Neverland Ranch, the 2,700-acre property where the pop star lived for 15 years, is currently on the market. The realtor’s description of the property, which has been renamed Sycamore Valley Ranch, includes features like a fire department building, a swimming pool, basketball and tennis courts, game rooms, a zoo and multiple guesthouses. Jackson’s famous private amusement park — which featured a Ferris wheel, carousel, roller coaster and an arcade — has been removed.
In Leaving Neverland, Safechuck details how many of the kid-friendly features were allegedly used for sinister purposes.
“There was a castle in the theme park, and upstairs there was a bedroom. You could see if somebody was coming. It had just a small bed. Up there, we would have sex,” he says, recalling his alleged experience at age 10, in part one of the documentary.
He identifies numerous secret rooms and secluded places where Jackson would allegedly take him: “He had an Indian fort with teepees, so we would lay down sleeping bags, have snacks and then have sexual relations there . . . There’s a third-floor attic. It was kind of secluded. You could only get to it from these steep stairs. You could tell if somebody was coming. So we would go in there and have sex.”
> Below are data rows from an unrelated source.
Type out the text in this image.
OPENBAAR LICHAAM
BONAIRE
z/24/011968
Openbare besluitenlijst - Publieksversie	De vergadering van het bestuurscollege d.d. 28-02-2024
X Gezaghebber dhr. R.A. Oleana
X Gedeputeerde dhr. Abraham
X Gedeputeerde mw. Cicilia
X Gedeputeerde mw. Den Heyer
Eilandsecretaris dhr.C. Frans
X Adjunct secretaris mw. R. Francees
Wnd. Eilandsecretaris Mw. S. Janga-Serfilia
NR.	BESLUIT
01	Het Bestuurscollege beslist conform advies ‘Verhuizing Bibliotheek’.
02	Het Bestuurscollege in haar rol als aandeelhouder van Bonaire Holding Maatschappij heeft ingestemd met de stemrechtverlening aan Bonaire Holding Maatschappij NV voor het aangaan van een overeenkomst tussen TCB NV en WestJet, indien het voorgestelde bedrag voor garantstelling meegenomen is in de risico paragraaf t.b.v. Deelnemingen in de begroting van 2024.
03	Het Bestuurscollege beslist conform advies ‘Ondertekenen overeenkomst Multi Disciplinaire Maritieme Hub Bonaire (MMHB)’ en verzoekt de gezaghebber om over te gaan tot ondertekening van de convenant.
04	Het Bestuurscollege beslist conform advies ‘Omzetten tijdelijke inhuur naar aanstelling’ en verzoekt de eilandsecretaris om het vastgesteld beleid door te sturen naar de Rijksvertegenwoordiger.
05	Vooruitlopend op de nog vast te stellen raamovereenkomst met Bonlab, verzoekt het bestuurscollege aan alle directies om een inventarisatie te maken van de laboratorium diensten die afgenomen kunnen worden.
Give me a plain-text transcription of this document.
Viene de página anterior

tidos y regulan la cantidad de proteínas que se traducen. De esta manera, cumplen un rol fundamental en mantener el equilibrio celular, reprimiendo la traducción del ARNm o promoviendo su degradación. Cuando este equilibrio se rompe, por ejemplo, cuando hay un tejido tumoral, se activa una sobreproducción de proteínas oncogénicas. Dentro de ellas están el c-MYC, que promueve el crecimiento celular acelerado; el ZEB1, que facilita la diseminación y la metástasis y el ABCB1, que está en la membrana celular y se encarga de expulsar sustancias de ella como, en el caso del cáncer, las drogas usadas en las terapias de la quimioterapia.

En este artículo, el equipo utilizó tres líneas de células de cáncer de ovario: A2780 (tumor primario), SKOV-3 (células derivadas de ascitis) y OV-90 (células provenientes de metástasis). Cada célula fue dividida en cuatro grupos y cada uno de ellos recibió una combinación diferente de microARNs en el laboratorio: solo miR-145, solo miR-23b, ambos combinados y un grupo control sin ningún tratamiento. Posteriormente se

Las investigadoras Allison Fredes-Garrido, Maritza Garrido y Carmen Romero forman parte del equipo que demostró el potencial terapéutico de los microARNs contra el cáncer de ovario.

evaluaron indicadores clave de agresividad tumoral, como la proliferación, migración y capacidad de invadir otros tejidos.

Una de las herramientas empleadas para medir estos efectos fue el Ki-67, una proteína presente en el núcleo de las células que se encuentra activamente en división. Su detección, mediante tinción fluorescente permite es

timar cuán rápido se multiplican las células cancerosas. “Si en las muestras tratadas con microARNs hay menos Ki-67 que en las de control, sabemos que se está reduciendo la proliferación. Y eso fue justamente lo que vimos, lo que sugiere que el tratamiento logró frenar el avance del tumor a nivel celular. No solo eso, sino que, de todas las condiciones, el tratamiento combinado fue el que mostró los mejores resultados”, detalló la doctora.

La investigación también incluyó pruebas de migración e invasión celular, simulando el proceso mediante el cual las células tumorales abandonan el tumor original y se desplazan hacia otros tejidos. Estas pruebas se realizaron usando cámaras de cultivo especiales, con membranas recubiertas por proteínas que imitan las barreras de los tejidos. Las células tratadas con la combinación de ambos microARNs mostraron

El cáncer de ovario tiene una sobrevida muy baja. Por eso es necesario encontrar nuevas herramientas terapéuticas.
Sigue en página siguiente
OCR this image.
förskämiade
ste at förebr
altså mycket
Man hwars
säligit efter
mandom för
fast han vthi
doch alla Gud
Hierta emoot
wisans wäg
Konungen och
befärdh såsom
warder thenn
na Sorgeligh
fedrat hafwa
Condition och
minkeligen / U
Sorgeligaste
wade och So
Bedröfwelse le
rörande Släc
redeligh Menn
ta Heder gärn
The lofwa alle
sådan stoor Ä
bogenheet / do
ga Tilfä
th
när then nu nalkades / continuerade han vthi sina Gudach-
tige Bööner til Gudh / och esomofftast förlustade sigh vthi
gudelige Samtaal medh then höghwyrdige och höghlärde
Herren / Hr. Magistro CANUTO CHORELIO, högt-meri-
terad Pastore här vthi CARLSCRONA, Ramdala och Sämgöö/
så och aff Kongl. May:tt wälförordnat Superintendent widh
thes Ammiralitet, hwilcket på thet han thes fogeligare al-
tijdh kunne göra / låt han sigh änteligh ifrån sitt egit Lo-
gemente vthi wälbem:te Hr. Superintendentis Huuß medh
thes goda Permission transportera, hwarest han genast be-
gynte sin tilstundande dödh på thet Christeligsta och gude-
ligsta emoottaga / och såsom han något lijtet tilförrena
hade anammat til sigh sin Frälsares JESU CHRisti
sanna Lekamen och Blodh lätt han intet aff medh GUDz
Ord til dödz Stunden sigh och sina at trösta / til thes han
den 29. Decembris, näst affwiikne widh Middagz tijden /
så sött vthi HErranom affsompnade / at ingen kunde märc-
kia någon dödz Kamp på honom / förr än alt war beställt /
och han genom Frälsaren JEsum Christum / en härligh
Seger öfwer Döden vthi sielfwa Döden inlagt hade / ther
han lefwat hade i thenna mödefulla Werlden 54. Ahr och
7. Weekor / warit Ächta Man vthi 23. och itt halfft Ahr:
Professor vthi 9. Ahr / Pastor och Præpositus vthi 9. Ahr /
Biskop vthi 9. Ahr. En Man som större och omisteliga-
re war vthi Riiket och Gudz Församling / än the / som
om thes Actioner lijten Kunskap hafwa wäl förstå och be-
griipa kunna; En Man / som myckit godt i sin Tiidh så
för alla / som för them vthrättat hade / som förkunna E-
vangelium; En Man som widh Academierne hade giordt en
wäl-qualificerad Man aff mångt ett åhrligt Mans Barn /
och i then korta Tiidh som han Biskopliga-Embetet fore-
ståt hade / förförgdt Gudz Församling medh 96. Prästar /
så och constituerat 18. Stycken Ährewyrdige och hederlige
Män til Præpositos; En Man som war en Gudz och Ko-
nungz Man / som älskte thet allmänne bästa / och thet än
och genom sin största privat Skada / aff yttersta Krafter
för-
Safechuck also claims Jackson molested him in a guest house far from the main residence that the singer used to hold memorabilia, in the pool and jacuzzi, in a hidden bedroom above the arcade and in a suite in Jackson’s private movie theater.
Robson also recalls being taken with the ranch. “We were all tripping out on this place. It was just out of a storybook, out of a fairy tale,” he says.
The sheer size of the property also facilitated the star keeping his alleged victims hidden away from their parents, according to Robson’s mother Joy Robson.
Safechuck explains that play and abuse blended together for him because of the presence of kid’s toys and games in these spaces. “There’s toys everywhere, things to do. So they just kind of mix together,” he says.
“This is yet another lurid production in an outrageous and pathetic attempt to exploit and cash in on Michael Jackson,” the statement read. “Wade Robson and James Safechuck have both testified under oath that Michael never did anything inappropriate toward them. Safechuck and Robson, the latter a self-proclaimed ‘master of deception’, filed lawsuits against Michael’s Estate, asking for millions of dollars. Both lawsuits were dismissed.”
Jackson was 50 years old when he was found dead on June 25, 2009, in his L.A. mansion.
Leaving Neverland is now available on HBO.